Там, в Руммалии, море очень теплое, оно даже зимой не замерзает. И там, на этом теплом морском дне, круглый год растут цветы. Ты, перегнувшись через борт, показывал на них, воины ныряли за ними и приносили их тебе. Цветы были без запаха, на солнце они быстро блекли, а потом каменели. А может, это были совсем не цветы, а просто такие странные, диковинные камни. И эти камни, говорят, растут как живые. А берег там, в Руммалии, скалистый и высокий. Но он совсем не такой, как Берег Белобровых, потому что там, в Руммалии, скалы режутся ножом, вот до чего они мягкие. И лесов у них нет, у них есть только сады. Деревья в тех садах высокие и стройные, листья на них зеленые и никогда не опадают. В садах у них всегда прохладно. Зато дороги у них безобразные, сплошная пыль да жар. И вообще, жар там всегда такой, что днем вся Руммалия словно вымирает…
И днем их бить – как мух! Бить! Бить! Пора уже, гневно подумал Хальдер. Вначале – здесь; посла – на меч, пытать! А после выбросить во двор – псам на потеху. И всех его рабов туда же! А потом…

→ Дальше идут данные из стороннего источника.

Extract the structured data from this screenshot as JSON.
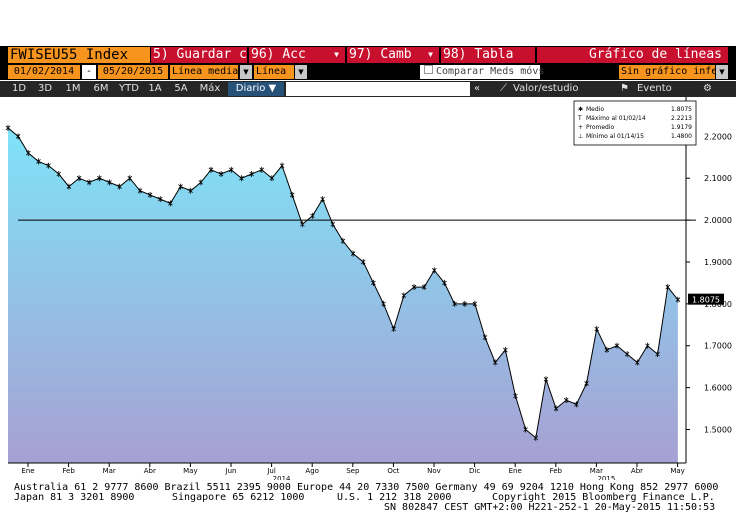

Хальдер закашлялся, в глазах пошли кровавые круги. Ого! Что это с ним? И отчего? С утра он, как всегда, проснулся еще затемно, встал и проверил стражу, потом ходил к ручью, купался, поймал форель, распотрошил ее и съел… Легко поймал! Вот так вот руку выставил, а после р-раз ее под жабры! Это отец его так научил. Еще он говорил тогда: «Кто ловит рыбу неводом, тот не мужчина. Рука у воина должна быть крепкая».
А тут она как не своя, растерянно подумал Хальдер. Вот, не поднять ее. А как тяжело дышится! А жарко как!..
А этим, внизу, хоть бы что! Вон как раскричались, распелись! Все до единого пьяны. Да-да, пьян и посол, все руммалийцы такие: сам не возьмет, но только поднеси ему – и не откажется, выпьет до дна. А если так, а если уже пьян, значит, совсем уже пора! И Хальдер крикнул:
– Айга! – потом еще раз: – Айга! Айга!
Вот только крикнул ли? Нет, только прошептал, а крику не было – откуда ему взяться! Так что ты, в самом деле, что ли, болен? И Хальдер попытался встать… Да вот не смог, упал. Но он еще раз попытался – и еще раз упал. Значит, сердито подумал он, нужно еще полежать, подождать. И понадеяться на лучшее. И он лежал и, с трудом повернув голову набок, смотрел в окно. В окне была видна луна, она была сильно ущербная, уже в последней четверти. Ущербная – это плохая примета. Зато она светила прямо на меч на стене. А это наоборот к большой удаче, подумал было Хальдер…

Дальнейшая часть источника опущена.